Il y a d’abord une constante, celle
d’avoir une influence toujours moins directe en Amérique Centrale et dans les
Caraïbes. On l’a brièvement aperçu lors de l’affaire du Honduras, où en
dépit des propos de non-intervention d’Obama, on a perçu une influence
indirecte. De même, avec les actions en Colombie. Auparavant, en 1989 et plus tôt, les actions des USA se font dans
les Caraïbes et en Amérique Centrale (Grenade, Panama, …). La tradition américaine est aussi d’une certaine influence au Mexique,
le voisin le plus proche. A partir de 2007,
les USA ont proposé l’initiative de Merida, qui se rapprochait du plan
Colombie, un rapport entre un partenaire et son subordonné. Les Mexicains
acceptent mais cela vire à la maladresse. Les USA calquent le plan Colombie au
Mexique, certes ils ont tous deux des problèmes avec les narcotrafiquants et
parlent la même langue, mais sur le reste, tout est différent. Ainsi le
narcotrafic en Colombie a développé son influence sur la politique tandis qu’au
Mexique, d’emblée, le narcotrafic est dans les affaires politique.
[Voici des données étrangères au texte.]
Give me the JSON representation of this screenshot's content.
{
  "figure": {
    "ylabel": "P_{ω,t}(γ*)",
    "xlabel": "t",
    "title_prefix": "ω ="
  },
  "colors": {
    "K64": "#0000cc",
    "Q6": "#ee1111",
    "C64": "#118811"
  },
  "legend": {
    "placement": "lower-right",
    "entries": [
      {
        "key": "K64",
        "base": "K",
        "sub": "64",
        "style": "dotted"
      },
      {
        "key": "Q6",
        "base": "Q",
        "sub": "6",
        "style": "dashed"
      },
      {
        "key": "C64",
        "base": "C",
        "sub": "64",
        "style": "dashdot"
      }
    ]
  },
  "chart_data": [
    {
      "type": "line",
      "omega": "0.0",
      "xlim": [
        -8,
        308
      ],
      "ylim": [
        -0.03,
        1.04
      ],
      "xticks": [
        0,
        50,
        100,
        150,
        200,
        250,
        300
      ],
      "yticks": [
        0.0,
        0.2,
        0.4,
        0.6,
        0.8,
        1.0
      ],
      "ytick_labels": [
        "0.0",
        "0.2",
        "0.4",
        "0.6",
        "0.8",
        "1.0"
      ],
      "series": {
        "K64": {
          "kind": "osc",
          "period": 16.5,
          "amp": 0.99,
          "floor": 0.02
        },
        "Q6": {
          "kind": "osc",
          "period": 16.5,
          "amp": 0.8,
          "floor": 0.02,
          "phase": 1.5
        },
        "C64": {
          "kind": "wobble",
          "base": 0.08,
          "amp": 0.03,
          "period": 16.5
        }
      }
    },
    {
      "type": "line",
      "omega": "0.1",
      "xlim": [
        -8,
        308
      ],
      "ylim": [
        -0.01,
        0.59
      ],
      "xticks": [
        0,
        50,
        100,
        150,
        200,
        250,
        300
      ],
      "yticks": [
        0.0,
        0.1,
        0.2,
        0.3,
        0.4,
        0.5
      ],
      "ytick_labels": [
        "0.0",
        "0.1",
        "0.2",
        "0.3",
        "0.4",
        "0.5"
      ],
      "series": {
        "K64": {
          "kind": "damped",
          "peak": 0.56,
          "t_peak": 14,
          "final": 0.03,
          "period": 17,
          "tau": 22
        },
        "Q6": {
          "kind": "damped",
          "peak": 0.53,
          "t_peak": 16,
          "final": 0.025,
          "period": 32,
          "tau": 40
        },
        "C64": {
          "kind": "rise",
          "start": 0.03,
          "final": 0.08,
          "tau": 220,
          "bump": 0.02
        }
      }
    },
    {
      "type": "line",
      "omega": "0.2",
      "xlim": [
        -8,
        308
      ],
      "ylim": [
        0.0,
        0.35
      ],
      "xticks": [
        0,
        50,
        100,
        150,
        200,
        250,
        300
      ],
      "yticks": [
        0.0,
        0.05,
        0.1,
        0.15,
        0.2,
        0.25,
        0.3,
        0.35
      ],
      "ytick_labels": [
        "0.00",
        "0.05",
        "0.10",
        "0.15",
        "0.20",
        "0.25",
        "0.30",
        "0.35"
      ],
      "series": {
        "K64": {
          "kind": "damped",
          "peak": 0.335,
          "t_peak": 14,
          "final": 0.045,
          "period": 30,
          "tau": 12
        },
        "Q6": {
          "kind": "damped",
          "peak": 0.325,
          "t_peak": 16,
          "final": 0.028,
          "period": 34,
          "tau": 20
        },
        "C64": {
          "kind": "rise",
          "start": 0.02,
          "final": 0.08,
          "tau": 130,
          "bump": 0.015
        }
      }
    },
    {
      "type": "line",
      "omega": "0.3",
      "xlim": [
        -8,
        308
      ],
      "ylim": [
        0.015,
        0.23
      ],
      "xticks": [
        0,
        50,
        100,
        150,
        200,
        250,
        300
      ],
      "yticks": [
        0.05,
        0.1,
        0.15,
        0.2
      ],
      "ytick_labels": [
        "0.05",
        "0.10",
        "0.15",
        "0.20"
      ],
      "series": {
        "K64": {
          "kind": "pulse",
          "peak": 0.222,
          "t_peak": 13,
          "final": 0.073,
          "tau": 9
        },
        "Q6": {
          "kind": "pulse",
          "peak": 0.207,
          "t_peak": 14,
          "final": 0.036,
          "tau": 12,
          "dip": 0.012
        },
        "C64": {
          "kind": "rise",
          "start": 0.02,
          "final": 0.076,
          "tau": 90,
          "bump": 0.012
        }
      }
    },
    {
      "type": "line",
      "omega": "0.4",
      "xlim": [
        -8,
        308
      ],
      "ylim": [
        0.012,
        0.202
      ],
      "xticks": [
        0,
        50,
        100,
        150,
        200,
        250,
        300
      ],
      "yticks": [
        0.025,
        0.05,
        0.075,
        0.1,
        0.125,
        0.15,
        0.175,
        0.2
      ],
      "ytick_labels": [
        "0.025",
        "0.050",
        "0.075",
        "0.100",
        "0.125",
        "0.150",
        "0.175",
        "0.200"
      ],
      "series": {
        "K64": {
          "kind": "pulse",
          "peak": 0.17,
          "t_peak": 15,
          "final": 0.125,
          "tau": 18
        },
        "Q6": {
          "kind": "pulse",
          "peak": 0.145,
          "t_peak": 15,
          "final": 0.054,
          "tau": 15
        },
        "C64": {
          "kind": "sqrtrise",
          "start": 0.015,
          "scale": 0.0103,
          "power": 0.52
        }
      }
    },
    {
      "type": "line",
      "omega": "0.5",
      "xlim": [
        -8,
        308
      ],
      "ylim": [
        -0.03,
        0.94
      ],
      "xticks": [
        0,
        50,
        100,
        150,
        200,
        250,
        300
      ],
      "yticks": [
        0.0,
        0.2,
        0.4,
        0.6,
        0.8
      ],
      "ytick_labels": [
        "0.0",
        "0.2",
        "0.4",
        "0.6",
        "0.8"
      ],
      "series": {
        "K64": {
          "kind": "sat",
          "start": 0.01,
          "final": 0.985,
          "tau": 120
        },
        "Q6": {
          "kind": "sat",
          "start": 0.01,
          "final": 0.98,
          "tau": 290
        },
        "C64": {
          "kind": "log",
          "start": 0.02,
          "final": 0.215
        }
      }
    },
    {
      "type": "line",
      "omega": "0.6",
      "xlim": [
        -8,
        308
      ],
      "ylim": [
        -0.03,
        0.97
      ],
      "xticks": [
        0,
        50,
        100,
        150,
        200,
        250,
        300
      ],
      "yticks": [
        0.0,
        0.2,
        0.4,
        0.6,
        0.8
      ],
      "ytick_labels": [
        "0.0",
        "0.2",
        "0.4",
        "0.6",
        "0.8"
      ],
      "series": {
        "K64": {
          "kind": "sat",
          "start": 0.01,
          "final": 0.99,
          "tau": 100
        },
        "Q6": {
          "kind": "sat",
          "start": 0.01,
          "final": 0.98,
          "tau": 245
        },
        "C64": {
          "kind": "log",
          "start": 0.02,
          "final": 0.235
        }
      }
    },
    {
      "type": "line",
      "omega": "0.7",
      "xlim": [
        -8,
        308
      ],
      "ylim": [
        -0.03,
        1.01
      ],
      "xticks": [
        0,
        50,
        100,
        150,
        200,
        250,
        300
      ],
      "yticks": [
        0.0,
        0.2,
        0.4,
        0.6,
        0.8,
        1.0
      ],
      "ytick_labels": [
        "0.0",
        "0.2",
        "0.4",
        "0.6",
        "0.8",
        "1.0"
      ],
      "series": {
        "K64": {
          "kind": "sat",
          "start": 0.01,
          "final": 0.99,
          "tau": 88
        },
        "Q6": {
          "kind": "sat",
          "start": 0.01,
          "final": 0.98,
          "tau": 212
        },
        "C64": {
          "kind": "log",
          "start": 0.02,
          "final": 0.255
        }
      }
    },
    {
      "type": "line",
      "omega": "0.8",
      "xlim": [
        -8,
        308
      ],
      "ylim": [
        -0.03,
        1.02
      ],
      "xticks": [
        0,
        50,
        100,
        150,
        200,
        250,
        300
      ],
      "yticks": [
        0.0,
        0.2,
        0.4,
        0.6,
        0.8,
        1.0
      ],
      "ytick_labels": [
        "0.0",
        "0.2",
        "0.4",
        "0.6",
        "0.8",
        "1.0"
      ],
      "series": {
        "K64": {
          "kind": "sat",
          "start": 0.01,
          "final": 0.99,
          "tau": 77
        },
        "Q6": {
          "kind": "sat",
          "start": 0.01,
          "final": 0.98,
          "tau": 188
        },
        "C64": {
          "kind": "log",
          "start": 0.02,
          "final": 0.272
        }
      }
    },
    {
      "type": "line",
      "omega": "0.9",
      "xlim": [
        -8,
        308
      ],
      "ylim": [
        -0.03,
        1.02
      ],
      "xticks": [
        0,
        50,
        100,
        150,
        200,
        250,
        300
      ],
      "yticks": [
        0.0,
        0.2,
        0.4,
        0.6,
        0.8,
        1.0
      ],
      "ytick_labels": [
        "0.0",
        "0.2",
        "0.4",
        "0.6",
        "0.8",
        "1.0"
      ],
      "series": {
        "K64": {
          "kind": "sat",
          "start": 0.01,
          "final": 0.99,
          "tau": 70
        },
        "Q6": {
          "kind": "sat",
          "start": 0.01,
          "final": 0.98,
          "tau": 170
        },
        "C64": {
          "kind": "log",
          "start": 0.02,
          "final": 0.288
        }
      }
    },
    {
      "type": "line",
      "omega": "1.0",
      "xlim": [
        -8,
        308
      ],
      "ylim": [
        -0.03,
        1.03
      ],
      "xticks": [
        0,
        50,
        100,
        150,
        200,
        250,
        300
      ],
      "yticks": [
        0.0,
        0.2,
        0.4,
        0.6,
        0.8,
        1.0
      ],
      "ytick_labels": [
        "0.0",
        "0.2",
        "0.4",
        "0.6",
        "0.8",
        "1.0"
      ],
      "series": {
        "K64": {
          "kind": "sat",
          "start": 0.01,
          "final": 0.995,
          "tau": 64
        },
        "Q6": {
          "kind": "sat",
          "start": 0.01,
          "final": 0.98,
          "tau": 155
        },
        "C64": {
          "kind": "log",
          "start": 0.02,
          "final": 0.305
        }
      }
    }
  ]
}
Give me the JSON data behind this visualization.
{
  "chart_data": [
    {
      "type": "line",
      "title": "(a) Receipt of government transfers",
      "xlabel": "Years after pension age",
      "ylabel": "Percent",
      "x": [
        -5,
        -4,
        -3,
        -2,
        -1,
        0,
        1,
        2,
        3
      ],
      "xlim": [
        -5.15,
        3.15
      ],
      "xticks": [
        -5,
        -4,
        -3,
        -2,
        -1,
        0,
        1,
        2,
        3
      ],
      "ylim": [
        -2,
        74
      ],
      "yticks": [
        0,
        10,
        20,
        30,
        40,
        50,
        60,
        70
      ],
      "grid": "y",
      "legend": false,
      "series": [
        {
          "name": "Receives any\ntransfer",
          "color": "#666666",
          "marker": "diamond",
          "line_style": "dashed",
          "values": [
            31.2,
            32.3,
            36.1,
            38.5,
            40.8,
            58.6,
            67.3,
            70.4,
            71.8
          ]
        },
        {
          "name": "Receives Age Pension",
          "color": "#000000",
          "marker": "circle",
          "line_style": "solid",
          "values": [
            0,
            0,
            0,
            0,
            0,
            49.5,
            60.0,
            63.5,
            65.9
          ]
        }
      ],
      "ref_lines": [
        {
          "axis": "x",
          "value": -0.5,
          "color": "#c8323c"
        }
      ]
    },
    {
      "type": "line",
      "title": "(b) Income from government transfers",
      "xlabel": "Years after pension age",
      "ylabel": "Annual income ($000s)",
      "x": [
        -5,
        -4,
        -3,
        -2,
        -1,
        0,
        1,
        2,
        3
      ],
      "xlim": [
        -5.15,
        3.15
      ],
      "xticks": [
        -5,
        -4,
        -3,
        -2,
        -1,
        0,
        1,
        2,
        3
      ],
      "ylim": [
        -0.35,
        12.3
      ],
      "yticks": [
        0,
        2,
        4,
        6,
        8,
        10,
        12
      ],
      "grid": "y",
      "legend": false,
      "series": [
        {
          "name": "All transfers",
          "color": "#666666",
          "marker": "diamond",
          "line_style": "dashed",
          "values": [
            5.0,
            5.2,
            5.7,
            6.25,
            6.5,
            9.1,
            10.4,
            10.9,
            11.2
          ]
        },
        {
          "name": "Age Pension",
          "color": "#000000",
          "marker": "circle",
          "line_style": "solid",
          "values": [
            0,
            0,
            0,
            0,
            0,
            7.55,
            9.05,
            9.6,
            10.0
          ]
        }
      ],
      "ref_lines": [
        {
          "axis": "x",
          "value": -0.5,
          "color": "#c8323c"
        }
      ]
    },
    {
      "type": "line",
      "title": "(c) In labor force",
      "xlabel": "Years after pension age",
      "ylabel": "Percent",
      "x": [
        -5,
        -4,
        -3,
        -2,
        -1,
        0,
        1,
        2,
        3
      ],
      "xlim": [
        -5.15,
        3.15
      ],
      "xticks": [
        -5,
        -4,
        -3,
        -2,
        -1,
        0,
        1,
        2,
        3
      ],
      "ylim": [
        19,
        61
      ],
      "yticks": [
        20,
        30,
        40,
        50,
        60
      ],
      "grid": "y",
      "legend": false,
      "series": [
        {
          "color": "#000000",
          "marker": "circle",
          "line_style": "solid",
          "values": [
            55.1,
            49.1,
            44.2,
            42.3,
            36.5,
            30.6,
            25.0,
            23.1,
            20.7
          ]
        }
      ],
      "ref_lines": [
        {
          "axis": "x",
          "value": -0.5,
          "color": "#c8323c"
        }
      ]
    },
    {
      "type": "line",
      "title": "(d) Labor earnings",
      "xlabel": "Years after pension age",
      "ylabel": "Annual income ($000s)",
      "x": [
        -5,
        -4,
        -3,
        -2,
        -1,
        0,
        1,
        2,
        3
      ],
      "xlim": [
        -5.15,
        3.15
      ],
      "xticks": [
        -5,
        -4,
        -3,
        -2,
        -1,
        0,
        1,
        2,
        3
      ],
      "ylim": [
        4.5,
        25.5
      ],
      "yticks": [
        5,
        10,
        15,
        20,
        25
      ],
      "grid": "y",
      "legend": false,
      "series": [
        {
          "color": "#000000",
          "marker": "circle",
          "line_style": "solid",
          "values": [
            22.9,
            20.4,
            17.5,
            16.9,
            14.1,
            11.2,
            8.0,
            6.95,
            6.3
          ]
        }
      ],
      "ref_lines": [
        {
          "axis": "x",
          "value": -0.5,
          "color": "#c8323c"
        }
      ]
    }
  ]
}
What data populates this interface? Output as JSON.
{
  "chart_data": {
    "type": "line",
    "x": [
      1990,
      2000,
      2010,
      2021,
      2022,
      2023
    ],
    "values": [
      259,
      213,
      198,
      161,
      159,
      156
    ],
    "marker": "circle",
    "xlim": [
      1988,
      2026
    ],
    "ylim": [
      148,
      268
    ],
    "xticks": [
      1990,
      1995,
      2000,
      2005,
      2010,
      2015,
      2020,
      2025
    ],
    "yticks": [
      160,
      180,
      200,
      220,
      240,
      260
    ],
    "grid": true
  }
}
Le Mexique
sous le pouvoir du Parti Révolutionnaire Institutionnel (PRI), contenait en son
sein même plusieurs narcotrafiquants.
La politique des
USA à l’égard de l’Amérique du Sud a été revue par Octavio Paz dans son
ouvrage, Le labyrinthe de la solitude.
Jusqu’alors, la vision marxiste dominait avec une influence indirecte des USA
sur les l’Amérique Latine économiquement, politiquement, culturellement, … Les USA achetait à un prix
dérisoire les matières premières du Sud pour revendre les produits manufacturés
à haute valeur ajoutée dans ce même Sud. Ces
interprétations furent nuancées par Paz. En particulier la domination
culturelle des USA se justifie d’autant moins qu’ils n’ont pas de supériorité
culturelle. Le matérialisme des USA est inférieur à l’intellectualisme des
pays catholiques d’Amérique latine. Il nuancera de nouveau ce propos puisque
les USA ont tout de même une forme culturelle et intellectuelle non négligeable.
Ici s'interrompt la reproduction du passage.